Assembly service - BU-ISCIII/BU-ISCIII GitHub Wiki
How to perform the Assembly Service
Welcome to this (as) brief (as possible) tutorial on how to perform an Assembly Service as a member of the ISCIII's Bioinformatics Unit!
First of all, take the service and click on Add resolution in iskyLIMS after loggin in with your user and password. For this to happen, you need to specify the estimated delivery date, your user and a service acronym. In order to know which acronym to use for this new resolution, log into your WS user and execute the following commands:
cd /data/bi/services_and_colaborations/CNM/bacteriology
ll -tr
Once these commands have been executed, you'll get a list of all the folders (each one related to one service) contained within the services_and_colaborations
folder, sorted by time in a reverse order. Therefore, you'll see in the last place the last service that was delivered. Have a look at the last service that contains the word ASSEMBLY
in its name, and take note of the number linked to this ASSEMBLY
term.
For the new service, your service acronym will be this number + 1. For example, if the last folder after executing ll -tr
is SRVCNM1120_20240418_ASSEMBLY482_lherrera_S
, the service acronym for your new service will be ASSEMBLY483. Specify this in the form that appears after clicking on Add resolution, and click on Accept.

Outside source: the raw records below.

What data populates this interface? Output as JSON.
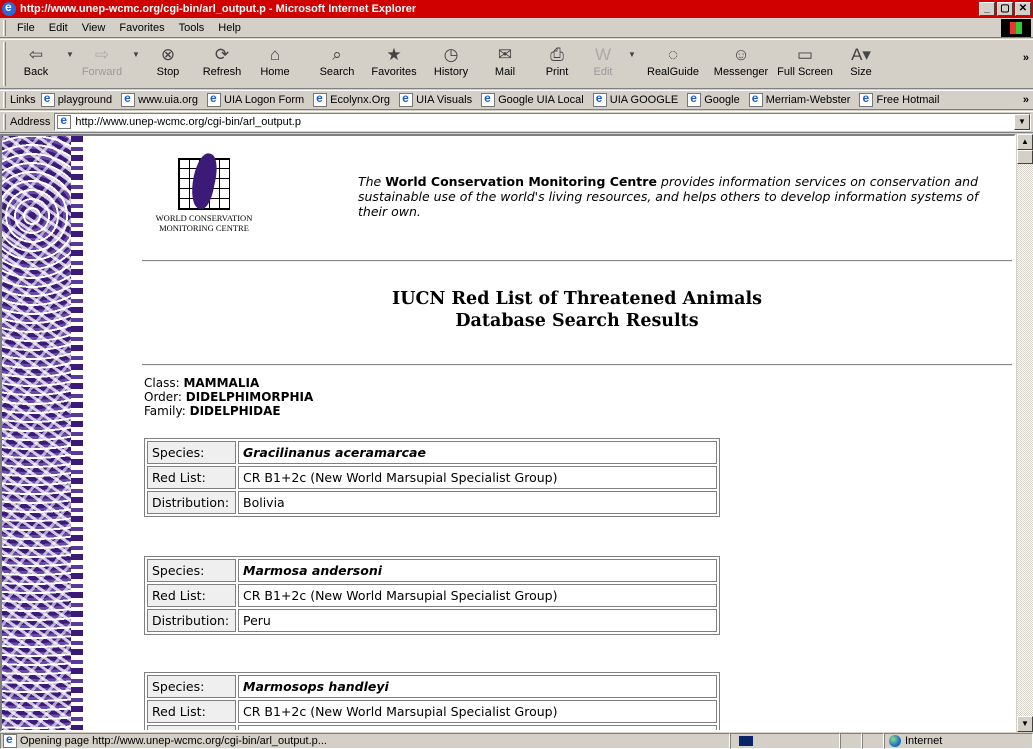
{
  "window": {
    "title": "http://www.unep-wcmc.org/cgi-bin/arl_output.p - Microsoft Internet Explorer",
    "controls": [
      "_",
      "▢",
      "✕"
    ]
  },
  "menu": [
    "File",
    "Edit",
    "View",
    "Favorites",
    "Tools",
    "Help"
  ],
  "toolbar": {
    "back": "Back",
    "forward": "Forward",
    "stop": "Stop",
    "refresh": "Refresh",
    "home": "Home",
    "search": "Search",
    "favorites": "Favorites",
    "history": "History",
    "mail": "Mail",
    "print": "Print",
    "edit": "Edit",
    "realguide": "RealGuide",
    "messenger": "Messenger",
    "fullscreen": "Full Screen",
    "size": "Size"
  },
  "links": {
    "label": "Links",
    "items": [
      "playground",
      "www.uia.org",
      "UIA Logon Form",
      "Ecolynx.Org",
      "UIA Visuals",
      "Google UIA Local",
      "UIA GOOGLE",
      "Google",
      "Merriam-Webster",
      "Free Hotmail"
    ]
  },
  "address": {
    "label": "Address",
    "url": "http://www.unep-wcmc.org/cgi-bin/arl_output.p"
  },
  "page": {
    "logo_line1": "WORLD CONSERVATION",
    "logo_line2": "MONITORING CENTRE",
    "intro_pre": "The ",
    "intro_org": "World Conservation Monitoring Centre",
    "intro_post": " provides information services on conservation and sustainable use of the world's living resources, and helps others to develop information systems of their own.",
    "heading_line1": "IUCN Red List of Threatened Animals",
    "heading_line2": "Database Search Results",
    "class_label": "Class: ",
    "class_value": "MAMMALIA",
    "order_label": "Order: ",
    "order_value": "DIDELPHIMORPHIA",
    "family_label": "Family: ",
    "family_value": "DIDELPHIDAE",
    "labels": {
      "species": "Species:",
      "redlist": "Red List:",
      "distribution": "Distribution:"
    },
    "records": [
      {
        "species": "Gracilinanus aceramarcae",
        "redlist": "CR B1+2c (New World Marsupial Specialist Group)",
        "distribution": "Bolivia"
      },
      {
        "species": "Marmosa andersoni",
        "redlist": "CR B1+2c (New World Marsupial Specialist Group)",
        "distribution": "Peru"
      },
      {
        "species": "Marmosops handleyi",
        "redlist": "CR B1+2c (New World Marsupial Specialist Group)",
        "distribution": ""
      }
    ]
  },
  "status": {
    "message": "Opening page http://www.unep-wcmc.org/cgi-bin/arl_output.p...",
    "zone": "Internet"
  }
}
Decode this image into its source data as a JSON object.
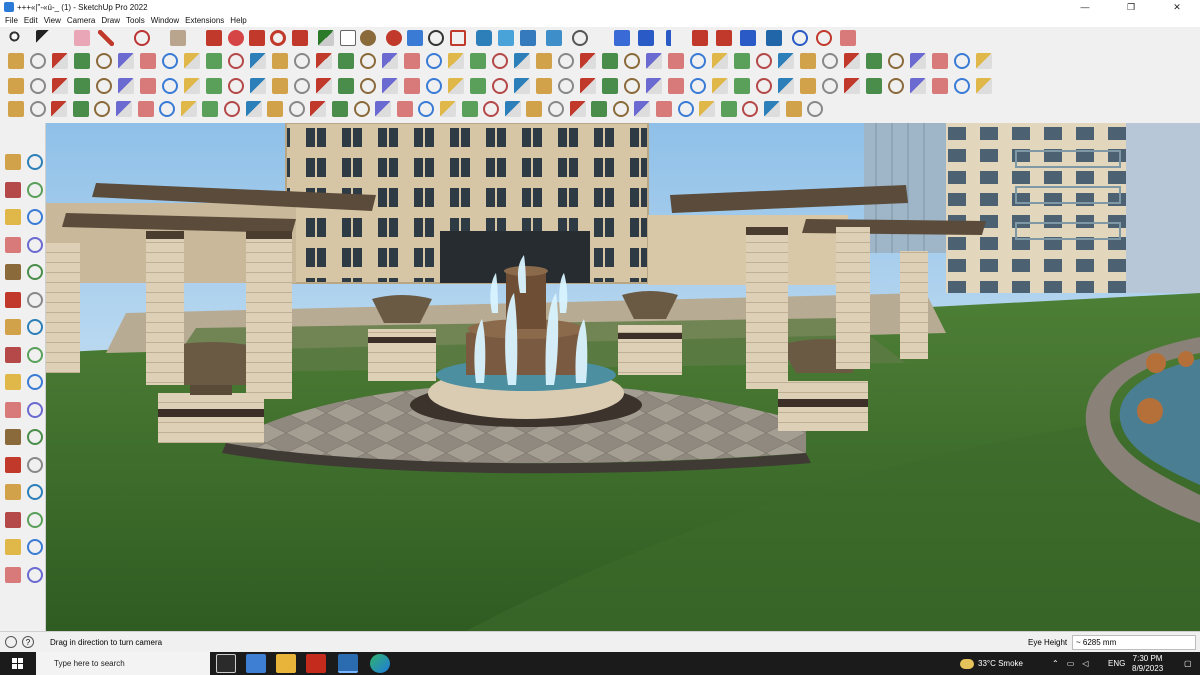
{
  "window": {
    "title": "+++«|\"-«ú-_ (1) - SketchUp Pro 2022",
    "minimize": "—",
    "maximize": "❐",
    "close": "✕"
  },
  "menu": [
    "File",
    "Edit",
    "View",
    "Camera",
    "Draw",
    "Tools",
    "Window",
    "Extensions",
    "Help"
  ],
  "status": {
    "info_icon": "?",
    "message": "Drag in direction to turn camera",
    "vcb_label": "Eye Height",
    "vcb_value": "~ 6285 mm"
  },
  "taskbar": {
    "search_placeholder": "Type here to search",
    "weather": "33°C  Smoke",
    "language": "ENG",
    "time": "7:30 PM",
    "date": "8/9/2023"
  },
  "colors": {
    "sky": "#9ec8ea",
    "grass": "#3d6e2e",
    "paving": "#9b9488",
    "stone": "#d9ccb2",
    "water": "#5fb8c8"
  }
}
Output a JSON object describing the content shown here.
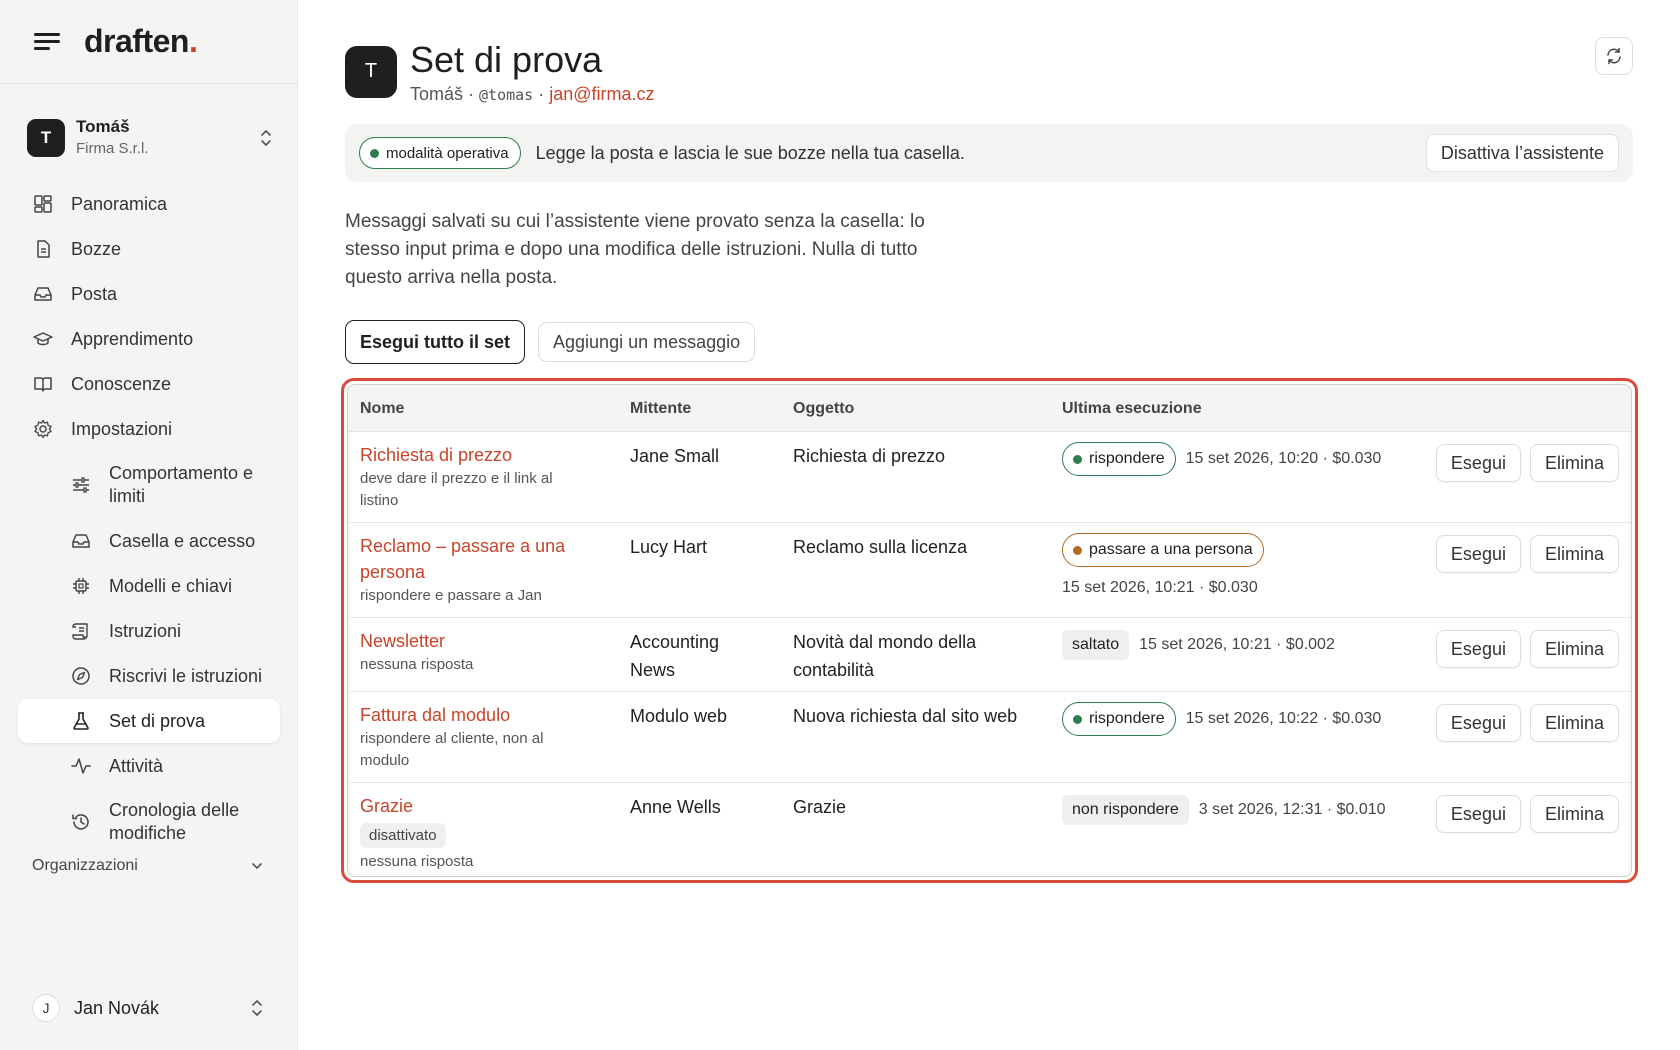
{
  "app": {
    "logo": "draften",
    "logo_dot": "."
  },
  "account": {
    "initial": "T",
    "name": "Tomáš",
    "org": "Firma S.r.l."
  },
  "nav": {
    "panoramica": "Panoramica",
    "bozze": "Bozze",
    "posta": "Posta",
    "apprendimento": "Apprendimento",
    "conoscenze": "Conoscenze",
    "impostazioni": "Impostazioni",
    "comportamento": "Comportamento e limiti",
    "casella": "Casella e accesso",
    "modelli": "Modelli e chiavi",
    "istruzioni": "Istruzioni",
    "riscrivi": "Riscrivi le istruzioni",
    "set": "Set di prova",
    "attivita": "Attività",
    "cronologia": "Cronologia delle modifiche"
  },
  "organizations_label": "Organizzazioni",
  "user": {
    "initial": "J",
    "name": "Jan Novák"
  },
  "header": {
    "avatar": "T",
    "title": "Set di prova",
    "name": "Tomáš",
    "sep1": " · ",
    "handle": "@tomas",
    "sep2": " · ",
    "email": "jan@firma.cz"
  },
  "banner": {
    "mode": "modalità operativa",
    "text": "Legge la posta e lascia le sue bozze nella tua casella.",
    "deactivate": "Disattiva l’assistente"
  },
  "description": "Messaggi salvati su cui l’assistente viene provato senza la casella: lo stesso input prima e dopo una modifica delle istruzioni. Nulla di tutto questo arriva nella posta.",
  "actions": {
    "run_all": "Esegui tutto il set",
    "add": "Aggiungi un messaggio"
  },
  "table": {
    "headers": {
      "name": "Nome",
      "sender": "Mittente",
      "subject": "Oggetto",
      "last_run": "Ultima esecuzione"
    },
    "run_label": "Esegui",
    "delete_label": "Elimina",
    "rows": [
      {
        "name": "Richiesta di prezzo",
        "note": "deve dare il prezzo e il link al listino",
        "sender": "Jane Small",
        "subject": "Richiesta di prezzo",
        "status": "rispondere",
        "meta": "15 set 2026, 10:20 · $0.030"
      },
      {
        "name": "Reclamo – passare a una persona",
        "note": "rispondere e passare a Jan",
        "sender": "Lucy Hart",
        "subject": "Reclamo sulla licenza",
        "status": "passare a una persona",
        "meta": "15 set 2026, 10:21 · $0.030"
      },
      {
        "name": "Newsletter",
        "note": "nessuna risposta",
        "sender": "Accounting News",
        "subject": "Novità dal mondo della contabilità",
        "status": "saltato",
        "meta": "15 set 2026, 10:21 · $0.002"
      },
      {
        "name": "Fattura dal modulo",
        "note": "rispondere al cliente, non al modulo",
        "sender": "Modulo web",
        "subject": "Nuova richiesta dal sito web",
        "status": "rispondere",
        "meta": "15 set 2026, 10:22 · $0.030"
      },
      {
        "name": "Grazie",
        "tag": "disattivato",
        "note": "nessuna risposta",
        "sender": "Anne Wells",
        "subject": "Grazie",
        "status": "non rispondere",
        "meta": "3 set 2026, 12:31 · $0.010"
      }
    ]
  },
  "colors": {
    "accent": "#c8442a",
    "green": "#2e7d4f",
    "orange": "#b56a1d",
    "highlight": "#d84a3a"
  }
}
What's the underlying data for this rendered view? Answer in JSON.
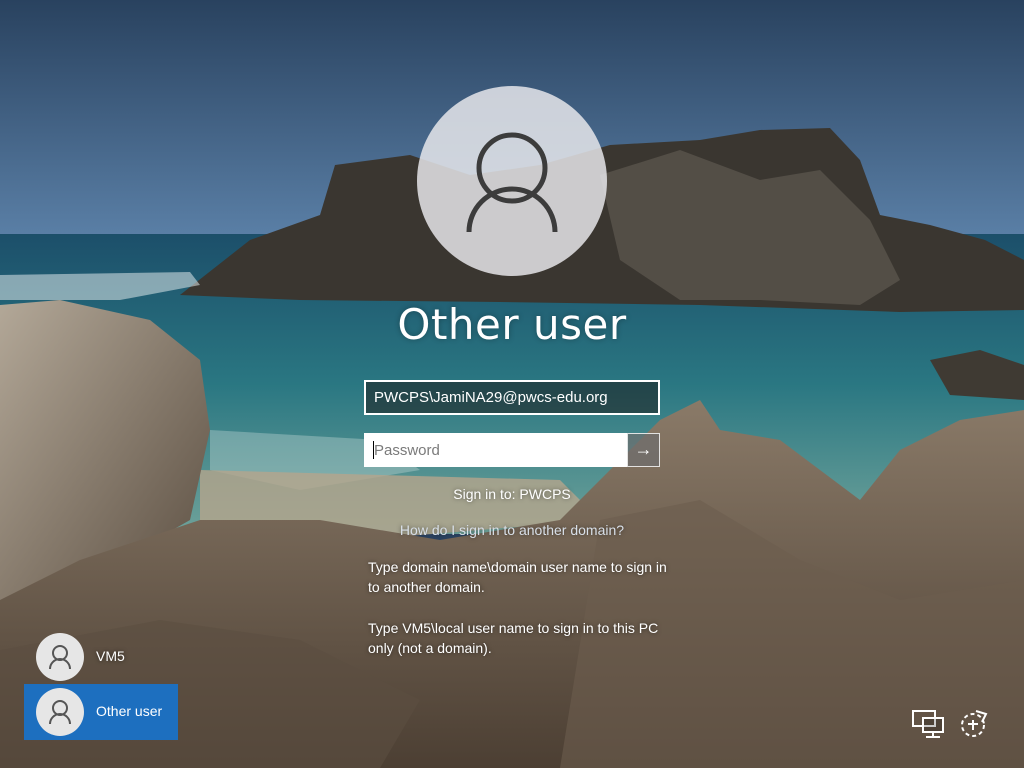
{
  "login": {
    "username_heading": "Other user",
    "user_field_value": "PWCPS\\JamiNA29@pwcs-edu.org",
    "password_placeholder": "Password",
    "submit_glyph": "→",
    "sign_in_to": "Sign in to: PWCPS",
    "help_link": "How do I sign in to another domain?",
    "help_text_1": "Type domain name\\domain user name to sign in to another domain.",
    "help_text_2": "Type VM5\\local user name to sign in to this PC only (not a domain)."
  },
  "user_tiles": [
    {
      "label": "VM5",
      "icon": "user-icon",
      "selected": false
    },
    {
      "label": "Other user",
      "icon": "user-icon",
      "selected": true
    }
  ],
  "tray": {
    "network_icon": "network-icon",
    "ease_of_access_icon": "ease-of-access-icon"
  },
  "colors": {
    "selected_tile": "#1d6fbf",
    "input_border": "#ffffff",
    "text": "#ffffff"
  }
}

Now, considering you've already created a buisciii-tools conda environment and installed the tools (this will be necessary eventually) in your local PC, log into your HPC user.
Once you're logged in, go into the services_and_colaborations
folder:
cd /data/bi/services_and_colaborations/CNM/bacteriology/
ll -tr
Now, let's execute the first BU-ISCIII tool: new-service
, where you'll need to specify the resolution ID associated to this service.
bu-isciii new-service SRVCNMXXX.X
Once new-service
is executed, you'll be asked:
Do you want to skip folder creation?
: Unless it is not the first resolution associated with the service, answer NO, because the folder corresponding to the service has not yet been created in theservices_and_collaborations
folder.- Next, specify
assembly_annot
, since this is the service we're running.
Once the new-service
tool is finished, you'll have a new folder in services_and_colaborations
with the following structure: SRVCNMXXX_YYYYMMDD_ASSEMBLYXXX_researcher_S
. Your service will now appear within the In progress tab in iskyLIMS
If we get into this folder, we'll find 6 folders: ANALYSIS
, DOC
, RAW
, REFERENCES
, RESULTS
and TMP
. We should check, before going any further, that the number of files contained within the RAW
folder is equal to the number of samples specified in iskyLIMS x 2, since these are paired-end reads.
If everything is OK, we can get into the ANALYSIS
folder and we'll find the following items inside:
lablog_assembly
: an executable file that checks whether our reads are paired-end or single-end and creates the 00-reads folder which will contain all the reads.samples_id.txt
: a.txt
file containing all the sample names, one per line, so there will be as many lines as samples associated with our service.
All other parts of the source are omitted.